Your reflections and questions would be welcome.
Hope you are all having a good year at YIF/MLS at Ashoka...also hope to hear from some of you soon!
Warm wishes,
aseem
I read the original article. It seems to be talking about a lot of things. And easily far too many for me to understand it. In any case, I tried to focus on the part of the article you have highlighted, and here are some thoughts:
ReplyDeleteI feel skeptical about thinking of 'left' and 'right' in India. For instance, Gandhi is invoked as Hindu 'Left'. But as a friend's mother pointed out recently, Gandhi was keen to make his ashrams financially self sufficient by engaging in enterprises such as selling mangoes. Whereas, the Indian 'Left' has only built institutions that were dependent on government funding, and even government control. We can see the result of that in JNU, TISS and other universities where the present government has created havoc. Gandhi did depend on the generosity of a few capitalist friends- would that be compatible with the ideology of the Left? Somehow I don't see the point of this categorisation. Although, the only difference I see between what Gandhi did and what the Left aspires to do is in whether the capitalist gives away some of his capital by force or by mutual agreement.
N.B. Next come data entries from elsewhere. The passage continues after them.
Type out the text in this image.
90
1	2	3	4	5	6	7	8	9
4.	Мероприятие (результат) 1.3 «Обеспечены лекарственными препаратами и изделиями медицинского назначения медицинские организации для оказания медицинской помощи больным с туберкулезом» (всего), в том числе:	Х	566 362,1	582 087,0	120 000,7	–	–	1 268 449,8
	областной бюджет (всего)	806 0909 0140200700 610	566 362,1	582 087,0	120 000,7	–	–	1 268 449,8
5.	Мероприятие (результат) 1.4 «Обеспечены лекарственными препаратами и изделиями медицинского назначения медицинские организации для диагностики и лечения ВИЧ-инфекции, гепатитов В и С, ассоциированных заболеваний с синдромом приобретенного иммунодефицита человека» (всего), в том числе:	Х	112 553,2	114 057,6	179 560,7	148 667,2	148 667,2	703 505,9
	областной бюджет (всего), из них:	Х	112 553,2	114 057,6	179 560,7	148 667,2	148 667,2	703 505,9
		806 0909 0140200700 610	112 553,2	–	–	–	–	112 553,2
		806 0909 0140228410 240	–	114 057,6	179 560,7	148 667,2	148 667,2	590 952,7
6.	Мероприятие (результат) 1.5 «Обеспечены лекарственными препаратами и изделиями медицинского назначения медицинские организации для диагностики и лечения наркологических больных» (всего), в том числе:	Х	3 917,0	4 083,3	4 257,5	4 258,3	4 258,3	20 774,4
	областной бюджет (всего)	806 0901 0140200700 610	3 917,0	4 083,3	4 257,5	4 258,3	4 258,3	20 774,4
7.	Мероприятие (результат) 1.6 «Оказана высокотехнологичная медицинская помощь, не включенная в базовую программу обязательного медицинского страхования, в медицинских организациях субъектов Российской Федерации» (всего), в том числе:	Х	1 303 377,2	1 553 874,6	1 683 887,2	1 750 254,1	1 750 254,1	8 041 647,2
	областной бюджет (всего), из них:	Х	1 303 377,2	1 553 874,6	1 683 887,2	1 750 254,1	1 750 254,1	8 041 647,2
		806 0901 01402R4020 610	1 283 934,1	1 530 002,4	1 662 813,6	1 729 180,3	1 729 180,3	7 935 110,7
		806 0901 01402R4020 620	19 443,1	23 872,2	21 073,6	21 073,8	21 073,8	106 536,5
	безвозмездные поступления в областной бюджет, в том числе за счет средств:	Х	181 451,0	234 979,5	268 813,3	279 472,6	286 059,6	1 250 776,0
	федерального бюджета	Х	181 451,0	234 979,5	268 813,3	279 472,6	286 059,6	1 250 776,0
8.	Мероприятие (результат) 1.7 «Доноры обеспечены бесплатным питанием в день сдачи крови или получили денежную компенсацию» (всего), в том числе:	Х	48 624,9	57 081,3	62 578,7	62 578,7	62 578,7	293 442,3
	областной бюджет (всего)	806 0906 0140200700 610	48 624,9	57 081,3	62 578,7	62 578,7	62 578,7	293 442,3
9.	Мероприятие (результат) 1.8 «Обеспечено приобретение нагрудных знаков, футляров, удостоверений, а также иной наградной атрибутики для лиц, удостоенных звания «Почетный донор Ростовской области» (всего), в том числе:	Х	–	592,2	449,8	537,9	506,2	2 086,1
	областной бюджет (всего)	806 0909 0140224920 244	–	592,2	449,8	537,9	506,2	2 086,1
In this example, it seems to be better to talk along the axis of violence rather than left/right.
In any case, there is a Hindu Left as far as I know- if Left refers to economically leaning towards socialism/communism. It's called the RSS. I've only read a little bit about the RSS. But from what I know about them, on the economic front, they are pretty left leaning. It's because the BJP requires massive capital to win elections, that its political face turns out to be a Hindu 'Right' in keeping with the interests of its funders.
But then, if there is any doubt about RSS being 'Hindu Left', it should be on them being 'Hindu' at all. Their treatment of Hinduism certainly does not match the values I gleaned from my childhood readings of Indian mythologies.
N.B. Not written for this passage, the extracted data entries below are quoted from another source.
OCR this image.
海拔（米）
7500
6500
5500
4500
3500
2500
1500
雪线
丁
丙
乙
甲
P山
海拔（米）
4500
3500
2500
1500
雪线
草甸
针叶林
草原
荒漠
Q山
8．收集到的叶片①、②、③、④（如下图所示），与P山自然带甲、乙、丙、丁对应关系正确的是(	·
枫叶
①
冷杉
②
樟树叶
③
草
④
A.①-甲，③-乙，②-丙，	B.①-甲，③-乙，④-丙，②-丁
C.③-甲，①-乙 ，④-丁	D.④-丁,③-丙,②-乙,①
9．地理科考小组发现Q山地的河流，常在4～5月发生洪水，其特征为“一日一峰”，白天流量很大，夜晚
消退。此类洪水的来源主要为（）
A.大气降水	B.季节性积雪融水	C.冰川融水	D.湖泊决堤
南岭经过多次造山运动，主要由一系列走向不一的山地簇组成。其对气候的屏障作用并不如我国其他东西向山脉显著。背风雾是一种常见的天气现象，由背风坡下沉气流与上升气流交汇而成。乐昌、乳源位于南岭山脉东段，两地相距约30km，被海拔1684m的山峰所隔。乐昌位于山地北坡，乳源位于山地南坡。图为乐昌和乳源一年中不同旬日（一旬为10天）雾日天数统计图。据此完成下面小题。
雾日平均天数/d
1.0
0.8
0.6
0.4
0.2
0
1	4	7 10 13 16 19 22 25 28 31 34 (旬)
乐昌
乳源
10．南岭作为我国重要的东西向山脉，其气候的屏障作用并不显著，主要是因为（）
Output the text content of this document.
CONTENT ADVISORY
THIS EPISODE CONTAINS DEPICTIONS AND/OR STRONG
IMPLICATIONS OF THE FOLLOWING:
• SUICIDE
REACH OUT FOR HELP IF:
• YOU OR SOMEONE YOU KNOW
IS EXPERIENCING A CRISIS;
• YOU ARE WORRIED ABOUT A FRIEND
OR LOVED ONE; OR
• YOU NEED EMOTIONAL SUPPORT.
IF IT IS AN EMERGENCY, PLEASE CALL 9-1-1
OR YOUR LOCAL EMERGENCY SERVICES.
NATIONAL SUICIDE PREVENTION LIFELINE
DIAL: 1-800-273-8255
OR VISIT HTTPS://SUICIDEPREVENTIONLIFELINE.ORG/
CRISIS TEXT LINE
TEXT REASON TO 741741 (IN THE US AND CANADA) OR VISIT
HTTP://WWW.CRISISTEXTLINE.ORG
More than a 'Hindu Left', perhaps we need a Kabir to point out to these people the insincerity of their religion, and their failure to engage with the ancient teachings.
Agree with much of what you write, Aryaman.
ReplyDeleteHowever, thinking of the RSS as 'Hindu Left' is equally problematic when you bring into view the fact that they want a fully armed and militarised India, ready to face the challenges of the 21st century with an iron fist. If so, it must necessarily sign under an economic philosophy which would bind it inextricably with a globally competitive market economy, involving vast and growing levels of international trade in arms and the latest weaponry. This is impossible without capitalism, as even the defeated Soviet Union found out.